El Stresso de Mayo

I Feel A Little Bit Like This
Don’t get me wrong, I’m not an aggressive guy. I don’t anger easily. But for some reason, little things are driving me crazy. It’s similar to being poked in the arm when you’re stricken with a fever. Every little poke, or prod, drives me crazy. I want to scream, “Get away from me!” or “Leave me alone!” or just plainly: “Aaaahh!”

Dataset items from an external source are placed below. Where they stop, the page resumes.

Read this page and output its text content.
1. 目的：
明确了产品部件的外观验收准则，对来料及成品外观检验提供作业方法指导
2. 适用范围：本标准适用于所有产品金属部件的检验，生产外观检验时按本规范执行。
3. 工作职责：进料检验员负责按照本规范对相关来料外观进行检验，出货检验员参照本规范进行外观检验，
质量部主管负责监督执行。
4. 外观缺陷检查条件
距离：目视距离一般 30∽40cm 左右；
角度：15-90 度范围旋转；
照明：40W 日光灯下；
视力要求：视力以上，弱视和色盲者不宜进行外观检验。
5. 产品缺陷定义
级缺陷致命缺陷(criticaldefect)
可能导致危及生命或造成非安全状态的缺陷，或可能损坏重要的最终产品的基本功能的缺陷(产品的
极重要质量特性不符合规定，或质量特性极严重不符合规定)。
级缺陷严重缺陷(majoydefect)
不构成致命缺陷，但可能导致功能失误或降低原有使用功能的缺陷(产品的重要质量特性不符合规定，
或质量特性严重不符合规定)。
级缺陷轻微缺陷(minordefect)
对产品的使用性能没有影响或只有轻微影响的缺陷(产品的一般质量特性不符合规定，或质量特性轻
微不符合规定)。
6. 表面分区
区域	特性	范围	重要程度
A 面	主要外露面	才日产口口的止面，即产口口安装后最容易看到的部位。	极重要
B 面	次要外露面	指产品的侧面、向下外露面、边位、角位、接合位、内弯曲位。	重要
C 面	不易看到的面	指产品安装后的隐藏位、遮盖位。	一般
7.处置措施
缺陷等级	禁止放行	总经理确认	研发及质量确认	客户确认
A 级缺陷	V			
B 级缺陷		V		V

Maybe it’s the malaria pills. I have been told they make you go a little crazy. Or maybe it’s the fact that the 101st Airborne Division is driving me nuts with all their rules and changes. If it ain’t broke, don’t fix it means nothing to them. It could be the super slow (if it works at all) internet I pay $70 a month for, or the phone lines that cut out every time I try to talk to Stephanie. It could be that my work computer freezes on me every five minutes, or one of the countless other things I’ve complained about in previous posts. It could be any of those things, maybe it’s all of them put together, or maybe I’m realizing I can only make the best out of every situation for so long…sooner or later you realize how dumb the situation really is.
I don’t like feeling like this. I’m much better as a happy-go-lucky guy with a constant smile on my face and I know in a few days I will, once again, be one. I’ve been stressed out before and it always goes away. Until then, I just need to relax alone, take a couple breaths, and tell myself over and over and over again: two more months, two more months, two more months…











Maybe you need to take it out on a copy/fax machine like in office space.
It’s definitely gotta be the 101st Airborne Division.
Geronimo nothing.
So, a few weeks ago at church the pastor was talking about stress. He said there was a guy at his past church that had been through a lot in his life, but now goes around stating “To blessed to be stressed” I wanted to run to work and write that on my screen saver at work so I could remember to say it too myself over and over again while working. Problem is, the screen saver never comes on cause I am working on the computer all the time. Oh well, say that a few time over and over and see if it helps.